Anyway, people were looking at me funny, people were thinking I was some kind of a loser.  nobody wanted to do shit with me... I understood, but it hurts.  That helped me though, I needed to proved them wrong... they didn't know me, so I started to get only A's... finished my first semester with 4.0 GPA.  Now, people wanted to talk... Now people understood... You should never judge the book by the cover.  Now, I started to trust myself, and understood that I didn't need them to approved myself.  I needed to accept myself, love me for who I am, and just be me.  I can't change myself, I'm not perfect, I will never be.  If people doesn't like it, then too bad, because I have learn that doesn't matter what we do, there is always one little fucker that will always talk shit, because that little fucker doesn't know you.

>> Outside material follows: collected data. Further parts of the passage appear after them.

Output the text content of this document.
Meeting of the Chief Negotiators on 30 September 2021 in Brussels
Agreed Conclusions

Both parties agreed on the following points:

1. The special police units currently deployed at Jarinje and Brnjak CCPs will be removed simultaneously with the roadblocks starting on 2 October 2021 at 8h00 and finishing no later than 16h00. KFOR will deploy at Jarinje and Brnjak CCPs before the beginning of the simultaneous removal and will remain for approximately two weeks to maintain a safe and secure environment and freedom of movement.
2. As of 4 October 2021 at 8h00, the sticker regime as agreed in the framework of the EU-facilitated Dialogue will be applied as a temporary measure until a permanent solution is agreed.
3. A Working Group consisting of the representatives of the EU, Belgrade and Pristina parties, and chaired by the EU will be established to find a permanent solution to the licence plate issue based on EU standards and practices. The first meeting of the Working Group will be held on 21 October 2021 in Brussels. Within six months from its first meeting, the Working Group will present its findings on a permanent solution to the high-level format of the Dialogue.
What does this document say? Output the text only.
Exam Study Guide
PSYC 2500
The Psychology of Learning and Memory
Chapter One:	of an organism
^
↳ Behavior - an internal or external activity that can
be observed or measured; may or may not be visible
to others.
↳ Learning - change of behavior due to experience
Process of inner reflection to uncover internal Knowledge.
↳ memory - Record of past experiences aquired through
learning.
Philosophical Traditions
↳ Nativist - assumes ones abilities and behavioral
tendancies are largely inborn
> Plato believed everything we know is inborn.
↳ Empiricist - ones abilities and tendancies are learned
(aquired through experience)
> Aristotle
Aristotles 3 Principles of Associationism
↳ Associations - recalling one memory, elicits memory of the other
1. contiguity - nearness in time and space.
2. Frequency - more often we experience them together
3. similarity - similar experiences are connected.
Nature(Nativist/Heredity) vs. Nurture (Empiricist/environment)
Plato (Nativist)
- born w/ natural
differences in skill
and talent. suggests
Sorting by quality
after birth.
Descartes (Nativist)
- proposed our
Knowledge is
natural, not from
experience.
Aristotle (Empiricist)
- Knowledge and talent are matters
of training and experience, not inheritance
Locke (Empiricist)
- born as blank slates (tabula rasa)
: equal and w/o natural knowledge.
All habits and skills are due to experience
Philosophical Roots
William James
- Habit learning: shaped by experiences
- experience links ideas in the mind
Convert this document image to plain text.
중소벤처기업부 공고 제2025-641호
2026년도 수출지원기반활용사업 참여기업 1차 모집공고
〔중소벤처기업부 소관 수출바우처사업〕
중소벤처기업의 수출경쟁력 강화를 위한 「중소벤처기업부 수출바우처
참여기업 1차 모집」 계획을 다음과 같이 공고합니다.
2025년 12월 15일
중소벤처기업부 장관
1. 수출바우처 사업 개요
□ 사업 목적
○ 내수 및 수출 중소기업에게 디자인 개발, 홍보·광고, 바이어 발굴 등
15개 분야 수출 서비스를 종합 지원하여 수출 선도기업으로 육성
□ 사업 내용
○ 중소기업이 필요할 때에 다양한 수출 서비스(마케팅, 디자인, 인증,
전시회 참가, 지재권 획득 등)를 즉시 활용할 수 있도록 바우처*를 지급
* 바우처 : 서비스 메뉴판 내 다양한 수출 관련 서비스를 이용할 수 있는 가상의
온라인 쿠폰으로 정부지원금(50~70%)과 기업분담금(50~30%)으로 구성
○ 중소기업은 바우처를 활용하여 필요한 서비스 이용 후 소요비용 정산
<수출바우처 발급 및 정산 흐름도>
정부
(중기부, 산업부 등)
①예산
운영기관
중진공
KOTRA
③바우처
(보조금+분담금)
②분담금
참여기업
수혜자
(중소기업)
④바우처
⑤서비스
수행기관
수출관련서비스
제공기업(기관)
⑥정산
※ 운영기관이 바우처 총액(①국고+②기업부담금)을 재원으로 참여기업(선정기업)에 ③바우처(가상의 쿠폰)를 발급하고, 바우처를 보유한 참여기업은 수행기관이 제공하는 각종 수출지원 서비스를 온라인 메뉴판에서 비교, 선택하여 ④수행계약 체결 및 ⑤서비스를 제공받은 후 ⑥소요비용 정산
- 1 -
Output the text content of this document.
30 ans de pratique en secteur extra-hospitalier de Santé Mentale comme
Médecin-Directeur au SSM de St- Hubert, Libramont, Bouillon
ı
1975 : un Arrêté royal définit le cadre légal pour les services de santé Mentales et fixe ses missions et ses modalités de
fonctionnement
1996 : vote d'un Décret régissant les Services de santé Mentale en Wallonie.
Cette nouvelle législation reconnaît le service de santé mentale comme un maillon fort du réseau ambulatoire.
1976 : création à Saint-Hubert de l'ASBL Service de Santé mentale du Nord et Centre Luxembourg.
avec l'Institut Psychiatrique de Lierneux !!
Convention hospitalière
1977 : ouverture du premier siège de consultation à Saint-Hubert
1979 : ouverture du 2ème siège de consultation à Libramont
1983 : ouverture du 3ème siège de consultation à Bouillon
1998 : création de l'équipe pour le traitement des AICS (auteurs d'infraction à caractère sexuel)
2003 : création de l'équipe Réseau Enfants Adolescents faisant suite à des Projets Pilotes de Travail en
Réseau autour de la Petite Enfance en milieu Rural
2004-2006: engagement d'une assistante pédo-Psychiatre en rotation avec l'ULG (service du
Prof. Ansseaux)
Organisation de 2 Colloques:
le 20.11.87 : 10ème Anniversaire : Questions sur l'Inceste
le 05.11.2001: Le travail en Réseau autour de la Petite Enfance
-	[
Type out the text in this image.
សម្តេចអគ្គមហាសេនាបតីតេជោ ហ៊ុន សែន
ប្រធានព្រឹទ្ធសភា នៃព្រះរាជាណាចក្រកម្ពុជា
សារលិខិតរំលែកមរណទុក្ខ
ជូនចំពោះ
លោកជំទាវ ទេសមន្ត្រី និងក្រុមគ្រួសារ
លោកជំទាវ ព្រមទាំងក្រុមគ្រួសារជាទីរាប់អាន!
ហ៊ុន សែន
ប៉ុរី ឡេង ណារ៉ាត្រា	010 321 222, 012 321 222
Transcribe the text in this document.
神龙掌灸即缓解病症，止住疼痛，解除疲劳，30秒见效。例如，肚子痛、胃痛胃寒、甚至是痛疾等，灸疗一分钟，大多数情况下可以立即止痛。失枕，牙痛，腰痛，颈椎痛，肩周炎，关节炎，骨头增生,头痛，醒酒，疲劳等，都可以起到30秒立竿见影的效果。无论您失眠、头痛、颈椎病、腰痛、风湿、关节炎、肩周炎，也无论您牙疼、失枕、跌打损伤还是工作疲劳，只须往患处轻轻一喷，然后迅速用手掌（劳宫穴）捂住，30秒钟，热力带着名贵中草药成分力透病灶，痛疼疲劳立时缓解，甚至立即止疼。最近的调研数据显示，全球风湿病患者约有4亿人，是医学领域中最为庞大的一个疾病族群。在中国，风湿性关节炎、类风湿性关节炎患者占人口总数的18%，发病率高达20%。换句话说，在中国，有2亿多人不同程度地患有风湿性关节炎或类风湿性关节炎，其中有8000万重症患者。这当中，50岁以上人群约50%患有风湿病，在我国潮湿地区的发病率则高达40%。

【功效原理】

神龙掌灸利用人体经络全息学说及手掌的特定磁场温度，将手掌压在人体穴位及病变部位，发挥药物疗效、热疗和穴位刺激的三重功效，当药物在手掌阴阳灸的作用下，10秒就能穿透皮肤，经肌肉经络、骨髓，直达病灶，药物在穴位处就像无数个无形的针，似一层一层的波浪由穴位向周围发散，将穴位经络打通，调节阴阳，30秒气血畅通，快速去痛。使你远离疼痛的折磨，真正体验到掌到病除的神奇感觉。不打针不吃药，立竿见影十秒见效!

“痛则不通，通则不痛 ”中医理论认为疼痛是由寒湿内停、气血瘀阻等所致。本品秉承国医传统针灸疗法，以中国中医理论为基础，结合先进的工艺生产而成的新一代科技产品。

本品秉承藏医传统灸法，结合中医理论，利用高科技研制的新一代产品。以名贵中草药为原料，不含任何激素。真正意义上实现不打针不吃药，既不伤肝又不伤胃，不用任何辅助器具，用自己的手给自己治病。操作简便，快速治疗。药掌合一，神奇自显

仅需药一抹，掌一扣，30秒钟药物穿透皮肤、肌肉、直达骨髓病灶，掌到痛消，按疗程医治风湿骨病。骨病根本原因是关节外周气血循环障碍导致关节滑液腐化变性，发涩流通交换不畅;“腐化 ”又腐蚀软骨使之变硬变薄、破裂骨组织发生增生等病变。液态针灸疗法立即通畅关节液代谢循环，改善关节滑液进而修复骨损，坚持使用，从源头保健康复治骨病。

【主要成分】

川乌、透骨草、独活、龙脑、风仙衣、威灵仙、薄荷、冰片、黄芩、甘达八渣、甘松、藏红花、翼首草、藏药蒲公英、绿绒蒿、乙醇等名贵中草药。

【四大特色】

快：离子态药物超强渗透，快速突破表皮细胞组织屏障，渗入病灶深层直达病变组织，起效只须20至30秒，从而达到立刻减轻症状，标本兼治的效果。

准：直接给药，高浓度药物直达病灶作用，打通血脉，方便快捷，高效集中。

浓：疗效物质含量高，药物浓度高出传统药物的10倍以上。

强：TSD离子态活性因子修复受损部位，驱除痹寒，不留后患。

Wow!!! It's been a while since I let it all out... I'm on my way to find myself for the first time, and to tell you the truth, fuck! I'm terrified! I don't know what to do! I can only wish, that this is the way I should be going... I can only wish I finish what I started and I can only wish I'm good at it.  I have couple people betting against me... I have a Father who thinks I won't finish, who makes fun of me, and who won't see me as a nurse.  It hurts, but I'm a tough bitch... or at least I pretend to be! So, let's see!
It's been a while, and I want to be someone... It's been a while and I want to actually being able to look back and don't regret what I have done. It's been a while, and I'm tired of just sitting on my ass, waiting for life to be nice to me... So, instead of just letting be a while, from now on, I will just let it be, and just hope for the best and pray to God that everything I do it's OK.